Open-Source Ecosystem and Community

The Cline GitHub repository is one of the most active open-source coding agent projects available. Key metrics:

  • 320+ contributors
  • 293 releases
  • 6,313 commits
  • 63.8k GitHub stars

The repository is structured as a monorepo containing the VS Code extension, a CLI, an SDK (@cline/sdk), a JetBrains plugin, and a Kanban-style multi-agent board. This breadth signals that Cline is evolving beyond a single-editor tool into a broader agent platform.

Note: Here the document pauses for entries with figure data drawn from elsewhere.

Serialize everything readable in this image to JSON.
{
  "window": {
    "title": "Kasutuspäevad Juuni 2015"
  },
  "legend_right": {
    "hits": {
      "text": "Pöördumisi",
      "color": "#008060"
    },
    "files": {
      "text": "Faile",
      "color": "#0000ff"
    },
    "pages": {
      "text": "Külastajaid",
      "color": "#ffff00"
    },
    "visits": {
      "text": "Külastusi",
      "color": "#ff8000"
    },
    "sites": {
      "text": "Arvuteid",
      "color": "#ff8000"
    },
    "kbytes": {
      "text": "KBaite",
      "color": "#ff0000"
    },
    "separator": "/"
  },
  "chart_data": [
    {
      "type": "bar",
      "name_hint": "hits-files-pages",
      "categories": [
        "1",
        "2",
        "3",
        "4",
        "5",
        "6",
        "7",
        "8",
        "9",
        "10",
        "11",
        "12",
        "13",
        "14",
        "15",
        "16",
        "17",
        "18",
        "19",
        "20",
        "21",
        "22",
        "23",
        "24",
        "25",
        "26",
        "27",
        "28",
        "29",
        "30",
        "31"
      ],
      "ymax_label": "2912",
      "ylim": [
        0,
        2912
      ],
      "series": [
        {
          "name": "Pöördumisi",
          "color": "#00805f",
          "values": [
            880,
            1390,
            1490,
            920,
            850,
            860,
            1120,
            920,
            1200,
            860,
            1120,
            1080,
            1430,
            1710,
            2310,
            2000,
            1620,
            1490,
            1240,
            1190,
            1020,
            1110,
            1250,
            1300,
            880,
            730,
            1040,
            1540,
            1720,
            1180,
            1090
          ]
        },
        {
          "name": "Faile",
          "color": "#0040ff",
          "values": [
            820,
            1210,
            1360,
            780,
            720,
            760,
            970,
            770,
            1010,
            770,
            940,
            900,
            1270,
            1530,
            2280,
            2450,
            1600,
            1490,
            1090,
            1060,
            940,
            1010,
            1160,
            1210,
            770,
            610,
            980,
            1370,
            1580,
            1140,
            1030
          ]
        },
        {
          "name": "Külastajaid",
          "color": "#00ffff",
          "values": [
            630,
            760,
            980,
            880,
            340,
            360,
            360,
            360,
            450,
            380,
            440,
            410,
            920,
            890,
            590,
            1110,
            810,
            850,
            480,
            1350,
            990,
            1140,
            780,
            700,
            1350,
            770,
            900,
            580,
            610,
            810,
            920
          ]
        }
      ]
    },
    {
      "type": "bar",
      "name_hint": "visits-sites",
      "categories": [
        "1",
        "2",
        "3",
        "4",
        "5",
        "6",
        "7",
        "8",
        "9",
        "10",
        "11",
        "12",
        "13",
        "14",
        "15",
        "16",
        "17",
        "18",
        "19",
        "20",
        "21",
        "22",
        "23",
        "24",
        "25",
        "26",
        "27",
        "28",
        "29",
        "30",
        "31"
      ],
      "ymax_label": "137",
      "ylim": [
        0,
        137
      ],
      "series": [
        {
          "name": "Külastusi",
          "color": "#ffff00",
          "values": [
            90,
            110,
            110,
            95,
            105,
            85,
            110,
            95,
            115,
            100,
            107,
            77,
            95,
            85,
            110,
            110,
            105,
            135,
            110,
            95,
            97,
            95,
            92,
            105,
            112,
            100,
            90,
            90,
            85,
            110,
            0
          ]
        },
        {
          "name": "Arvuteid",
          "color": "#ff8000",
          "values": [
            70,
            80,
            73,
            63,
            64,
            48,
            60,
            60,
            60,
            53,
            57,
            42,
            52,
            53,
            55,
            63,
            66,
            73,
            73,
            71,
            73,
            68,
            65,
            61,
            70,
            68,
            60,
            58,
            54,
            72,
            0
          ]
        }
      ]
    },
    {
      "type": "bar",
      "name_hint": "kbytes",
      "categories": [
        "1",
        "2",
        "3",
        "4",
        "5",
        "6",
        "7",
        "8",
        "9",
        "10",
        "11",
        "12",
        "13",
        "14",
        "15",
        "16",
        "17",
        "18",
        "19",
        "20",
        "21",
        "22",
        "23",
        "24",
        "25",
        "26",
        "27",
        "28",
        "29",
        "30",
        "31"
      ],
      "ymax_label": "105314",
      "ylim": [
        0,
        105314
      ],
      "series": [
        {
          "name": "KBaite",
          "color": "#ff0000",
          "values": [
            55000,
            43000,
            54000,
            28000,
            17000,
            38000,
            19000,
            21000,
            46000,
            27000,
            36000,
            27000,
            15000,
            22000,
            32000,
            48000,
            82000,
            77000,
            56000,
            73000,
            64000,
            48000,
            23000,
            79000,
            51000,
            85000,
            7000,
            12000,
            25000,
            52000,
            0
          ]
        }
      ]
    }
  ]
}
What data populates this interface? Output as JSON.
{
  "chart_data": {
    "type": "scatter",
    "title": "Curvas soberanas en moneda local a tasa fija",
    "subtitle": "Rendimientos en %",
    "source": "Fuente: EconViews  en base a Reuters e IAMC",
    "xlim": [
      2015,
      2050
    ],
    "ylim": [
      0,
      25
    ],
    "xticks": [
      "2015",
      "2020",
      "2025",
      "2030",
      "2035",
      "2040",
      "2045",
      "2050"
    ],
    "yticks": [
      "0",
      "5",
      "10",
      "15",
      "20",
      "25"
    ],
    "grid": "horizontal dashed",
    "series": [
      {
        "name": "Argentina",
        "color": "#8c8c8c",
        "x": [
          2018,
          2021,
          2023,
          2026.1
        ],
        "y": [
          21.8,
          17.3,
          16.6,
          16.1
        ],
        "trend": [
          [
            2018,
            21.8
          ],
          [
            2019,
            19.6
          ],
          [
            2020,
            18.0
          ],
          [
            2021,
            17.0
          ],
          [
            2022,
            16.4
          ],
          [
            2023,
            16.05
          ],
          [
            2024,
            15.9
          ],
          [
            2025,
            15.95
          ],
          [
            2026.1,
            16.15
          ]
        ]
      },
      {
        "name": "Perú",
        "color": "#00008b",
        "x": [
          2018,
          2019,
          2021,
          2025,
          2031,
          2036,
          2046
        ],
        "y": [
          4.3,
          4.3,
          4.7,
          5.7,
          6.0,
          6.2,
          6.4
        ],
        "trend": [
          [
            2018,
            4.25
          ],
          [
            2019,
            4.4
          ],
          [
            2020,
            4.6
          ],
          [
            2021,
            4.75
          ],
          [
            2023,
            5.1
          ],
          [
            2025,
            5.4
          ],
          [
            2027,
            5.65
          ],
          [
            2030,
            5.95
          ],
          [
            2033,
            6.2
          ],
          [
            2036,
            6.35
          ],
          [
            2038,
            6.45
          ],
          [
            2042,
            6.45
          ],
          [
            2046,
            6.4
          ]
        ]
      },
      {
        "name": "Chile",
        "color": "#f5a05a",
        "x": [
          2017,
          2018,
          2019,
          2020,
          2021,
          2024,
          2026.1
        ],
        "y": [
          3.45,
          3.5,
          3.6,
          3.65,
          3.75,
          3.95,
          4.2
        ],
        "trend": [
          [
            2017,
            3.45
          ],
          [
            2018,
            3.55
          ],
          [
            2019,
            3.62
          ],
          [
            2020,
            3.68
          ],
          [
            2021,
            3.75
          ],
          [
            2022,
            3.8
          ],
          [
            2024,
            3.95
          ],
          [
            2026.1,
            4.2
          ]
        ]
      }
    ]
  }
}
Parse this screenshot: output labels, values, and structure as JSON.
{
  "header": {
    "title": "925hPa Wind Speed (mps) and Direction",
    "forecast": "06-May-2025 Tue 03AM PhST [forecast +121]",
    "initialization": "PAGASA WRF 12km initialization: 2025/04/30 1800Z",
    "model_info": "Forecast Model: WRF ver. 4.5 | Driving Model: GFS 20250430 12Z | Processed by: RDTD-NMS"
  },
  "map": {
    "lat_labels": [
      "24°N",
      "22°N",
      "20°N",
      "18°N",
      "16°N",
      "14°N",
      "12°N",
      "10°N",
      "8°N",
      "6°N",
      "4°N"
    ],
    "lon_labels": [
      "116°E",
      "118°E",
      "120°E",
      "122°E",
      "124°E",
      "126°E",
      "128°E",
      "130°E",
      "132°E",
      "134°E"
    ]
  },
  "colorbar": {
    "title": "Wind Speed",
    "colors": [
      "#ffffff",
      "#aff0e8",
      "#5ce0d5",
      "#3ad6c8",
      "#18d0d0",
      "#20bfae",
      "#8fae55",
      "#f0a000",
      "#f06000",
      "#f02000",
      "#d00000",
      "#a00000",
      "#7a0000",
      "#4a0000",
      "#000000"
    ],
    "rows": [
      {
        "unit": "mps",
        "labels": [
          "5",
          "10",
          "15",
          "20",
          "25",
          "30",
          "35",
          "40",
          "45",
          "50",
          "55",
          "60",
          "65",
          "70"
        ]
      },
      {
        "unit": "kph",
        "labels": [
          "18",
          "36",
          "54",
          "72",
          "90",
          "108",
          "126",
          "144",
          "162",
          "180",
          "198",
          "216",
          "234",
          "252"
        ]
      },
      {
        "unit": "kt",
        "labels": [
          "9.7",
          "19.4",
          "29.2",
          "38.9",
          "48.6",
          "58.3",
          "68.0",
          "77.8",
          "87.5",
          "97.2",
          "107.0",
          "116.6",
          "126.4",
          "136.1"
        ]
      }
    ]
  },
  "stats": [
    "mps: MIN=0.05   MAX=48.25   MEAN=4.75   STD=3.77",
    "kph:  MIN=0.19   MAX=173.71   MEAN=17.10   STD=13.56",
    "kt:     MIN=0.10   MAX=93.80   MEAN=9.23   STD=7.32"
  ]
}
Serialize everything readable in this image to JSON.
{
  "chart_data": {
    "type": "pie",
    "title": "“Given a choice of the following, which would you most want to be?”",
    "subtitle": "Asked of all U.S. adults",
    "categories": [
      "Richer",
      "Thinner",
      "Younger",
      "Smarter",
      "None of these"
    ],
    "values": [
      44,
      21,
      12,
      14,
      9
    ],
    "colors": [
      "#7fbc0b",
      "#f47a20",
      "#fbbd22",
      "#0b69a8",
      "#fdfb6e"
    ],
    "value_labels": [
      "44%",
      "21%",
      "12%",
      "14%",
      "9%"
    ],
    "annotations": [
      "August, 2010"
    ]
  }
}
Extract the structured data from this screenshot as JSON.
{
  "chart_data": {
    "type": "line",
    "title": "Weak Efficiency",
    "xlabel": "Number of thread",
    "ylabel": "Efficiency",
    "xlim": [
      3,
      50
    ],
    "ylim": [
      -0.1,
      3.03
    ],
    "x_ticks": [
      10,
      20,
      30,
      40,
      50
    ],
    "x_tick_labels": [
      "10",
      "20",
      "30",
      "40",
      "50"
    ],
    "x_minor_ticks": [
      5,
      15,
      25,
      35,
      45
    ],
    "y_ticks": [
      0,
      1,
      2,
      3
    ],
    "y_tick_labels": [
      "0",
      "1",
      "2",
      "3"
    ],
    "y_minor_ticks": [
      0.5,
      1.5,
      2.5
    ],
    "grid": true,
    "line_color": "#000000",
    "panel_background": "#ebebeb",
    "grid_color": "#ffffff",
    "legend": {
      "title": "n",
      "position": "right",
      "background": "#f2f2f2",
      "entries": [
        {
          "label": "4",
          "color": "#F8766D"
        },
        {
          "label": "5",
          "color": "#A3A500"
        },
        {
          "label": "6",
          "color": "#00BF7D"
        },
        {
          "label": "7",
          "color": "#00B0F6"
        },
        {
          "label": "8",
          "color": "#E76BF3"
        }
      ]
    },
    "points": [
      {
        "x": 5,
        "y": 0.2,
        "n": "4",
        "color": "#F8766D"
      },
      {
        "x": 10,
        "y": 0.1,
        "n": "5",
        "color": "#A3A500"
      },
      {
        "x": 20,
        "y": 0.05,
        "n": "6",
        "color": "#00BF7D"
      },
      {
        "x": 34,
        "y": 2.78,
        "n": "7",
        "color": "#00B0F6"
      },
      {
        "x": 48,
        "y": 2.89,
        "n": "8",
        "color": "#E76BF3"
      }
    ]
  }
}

The Apache 2.0 license means you can fork, modify, and self-host without restriction — a meaningful advantage for teams that want to customize agent behavior or integrate Cline into internal tooling.

Setup Overview

Getting started with Cline takes under five minutes:

  1. Install the extension from the VS Code Marketplace — search for “Cline” or install by ID saoudrizwan.claude-dev.
  2. Open the Cline sidebar — click the Cline icon in the Activity Bar.
  3. Configure your API provider — enter your API key for Anthropic, OpenAI, OpenRouter, or whichever provider you prefer.
  4. Start a task — type a natural-language instruction in the chat panel. Cline will plan its approach and ask for approval before taking any action.

For MCP server setup, Cline provides a configuration UI within VS Code settings where you can define server endpoints, authentication, and tool schemas.

Pros and Cons

Pros

  • Free to install — no subscription, no seat license
  • Full model flexibility — swap between Claude, GPT-4o, Gemini, or a local model without changing your workflow
  • Human-in-the-loop by design — every action requires explicit approval
  • Strong privacy posture — API keys stored locally; local model option for zero external transmission
  • Active open-source community — 320+ contributors, frequent releases
  • MCP extensibility — connect to databases, APIs, and custom tools
  • Browser automation — headless browser control for frontend tasks

Cons

  • Token costs can accumulate — complex agentic runs on premium models (Claude Opus, GPT-4o) can get expensive without careful prompt scoping
  • Requires API key management — less turnkey than subscription tools; you manage billing directly with each provider
  • No built-in code review or PR workflow — unlike some commercial tools, Cline doesn’t natively integrate with GitHub PRs
  • Local model quality gap — Ollama/LM Studio models are free but generally less capable than frontier models for complex tasks

Verdict Scorecard

DimensionScoreNotes
Feature depth9/10File editing, terminal, browser, MCP — comprehensive
Model flexibility10/10Widest provider support of any VS Code agent
Cost efficiency8/10Free extension; token costs vary by provider and task
Privacy / data control10/10Local key storage; local model option
Ease of setup8/10Fast install; API key config adds a step vs. SaaS tools
Community / ecosystem9/1063.8k stars, 320+ contributors, active releases
Overall9/10Best open-source option for developers who want control

Who Should Use Cline?

Cline is the right choice for developers who want maximum control over their AI tooling — model selection, data routing, cost management, and extensibility. It’s particularly well-suited for:

  • Teams working with sensitive codebases who cannot route code through third-party SaaS infrastructure
  • Developers who want to experiment with different frontier models without being locked into one vendor’s pricing
  • Engineers who need MCP-based integrations with internal tools, databases, or APIs
  • Open-source contributors who want to inspect, fork, or extend the agent itself

If you prefer a more managed, turnkey experience and don’t mind a monthly subscription, commercial alternatives may reduce setup friction. But for the cline autonomous coding agent’s combination of capability, transparency, and flexibility, there is no comparable open-source alternative in the VS Code ecosystem.

According to Developers Digest, Cline represents the best open-source VS Code agent for model choice and control — and based on its install count, contributor base, and feature set, that assessment holds up.